Together, our findings allow the careful formulation of recommendations for practice. First, if one aims to assess predictive performance of a model, validation is of utmost importance to avoid overoptimism. As for complete data, bootstrap with the 0.632+ estimate, turned out to be a preferable validation strategy also in the case of incomplete data. When combining internal validation and MI, one should not impute the full data set including the outcome in the imputation followed by resampling (strategy MI-Val) due to its optimistic bias. Instead, we can recommend nesting the MI in the resampling (Val-MI) or performing MI first, but without including the outcome variable (MI(-y)-Val). The number of resamples (B) and imputations (M) should be maximized in Val-MI and MI(-y)-Val, respectively. The choice of exact number of resamples and imputations for a given data set can be guided by the variability data we provide. In many situations and for many performance criteria, Val-MI might be preferable, although this choice may also depend on computational capacity, which is lower for MI(-y)-Val, where variability of the 0.632+ estimate is lower at the same number of resamples and only half the number of imputation runs is required. One should also be aware of (complete-data) biases of specific performance criteria, which may be augmented in the presence of missing values. Finally, one possible way of constructing valid confidence intervals for predictive performance estimates may be to center the bootstrap interval of the apparent performance estimate at the predictive performance estimate. This strategy can be easily embedded in the Val-MI and MI(-y)-Val strategies.

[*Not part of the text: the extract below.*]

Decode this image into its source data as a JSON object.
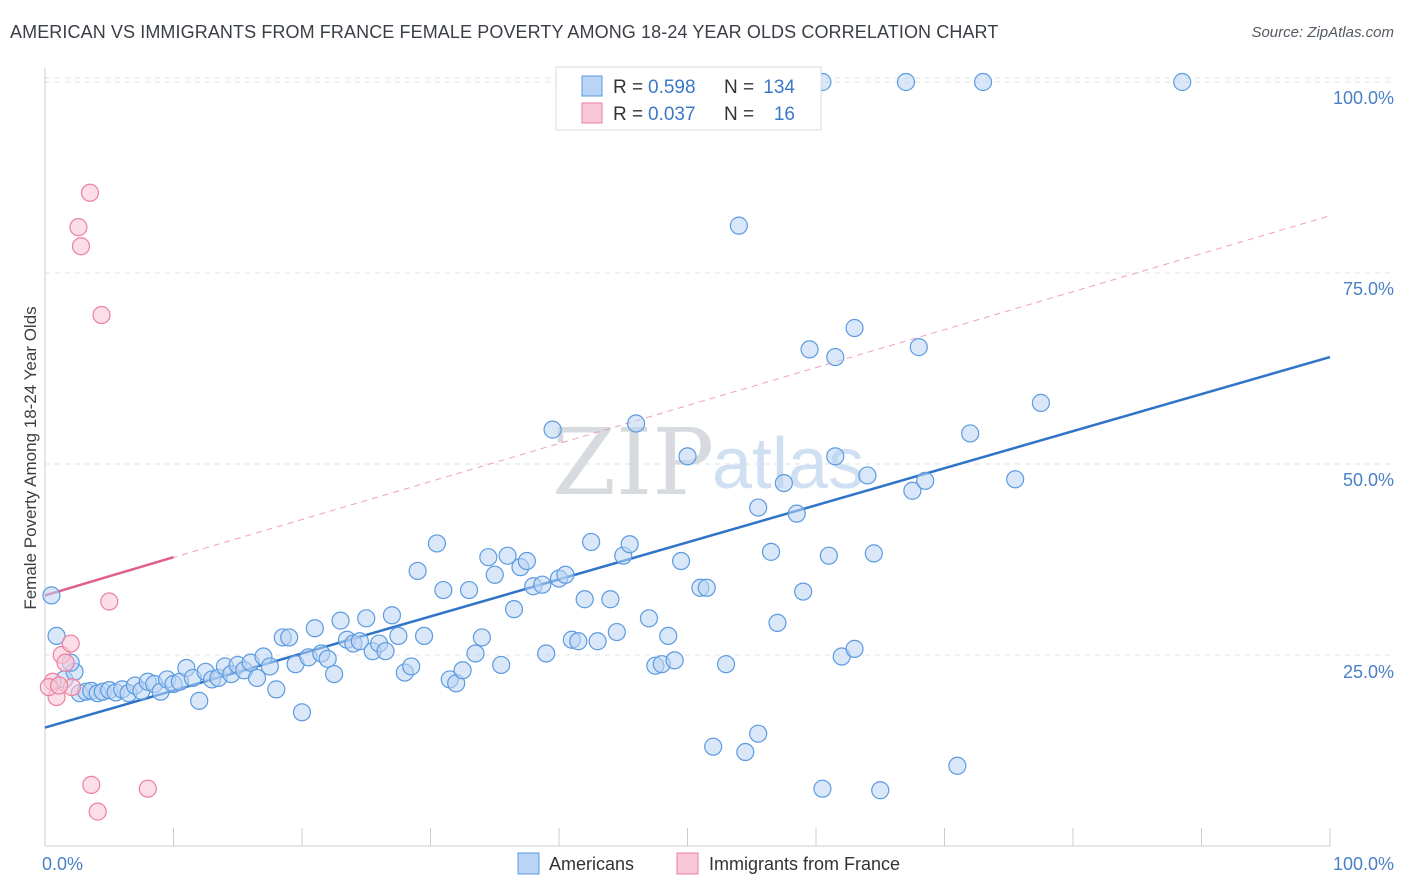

Strengths of this study include its comprehensiveness with regard to different data characteristics, validation strategies and performance measures, and the use of both simulated and real data. Our investigation may be extended with regard to several aspects. For instance, we did not vary effect strengths between the covariates. The relationship between effect strengths and missingness in covariates may influence the extent of potential bias in e.g. Val-MI. Furthermore, it will be interesting to extend the study on confidence intervals by adopting alternative approaches to incomplete data, with a focus on searching for a strategy that improves power. In addition, one might explore the role of the obtained findings in a higher-dimensional situation where variable selection and parameter tuning often requires an inner validation loop. Of note, while in our study results were very similar for BS and SS, in an extended situation involving model selection, or hypothesis tests following [50], SS should be preferred due to known flaws of the BS methodology [51].


In the presence of missing values, our most recommendable strategy to obtain estimates of predictive performance measures is to perform bootstrap for internal validation, with separate imputation of training and test parts and to determine the 0.632+ estimate. For this strategy, at given computational capacity, the number of resamples should be maximized. The strategy allows for the integrated calculation of confidence intervals for the performance estimate.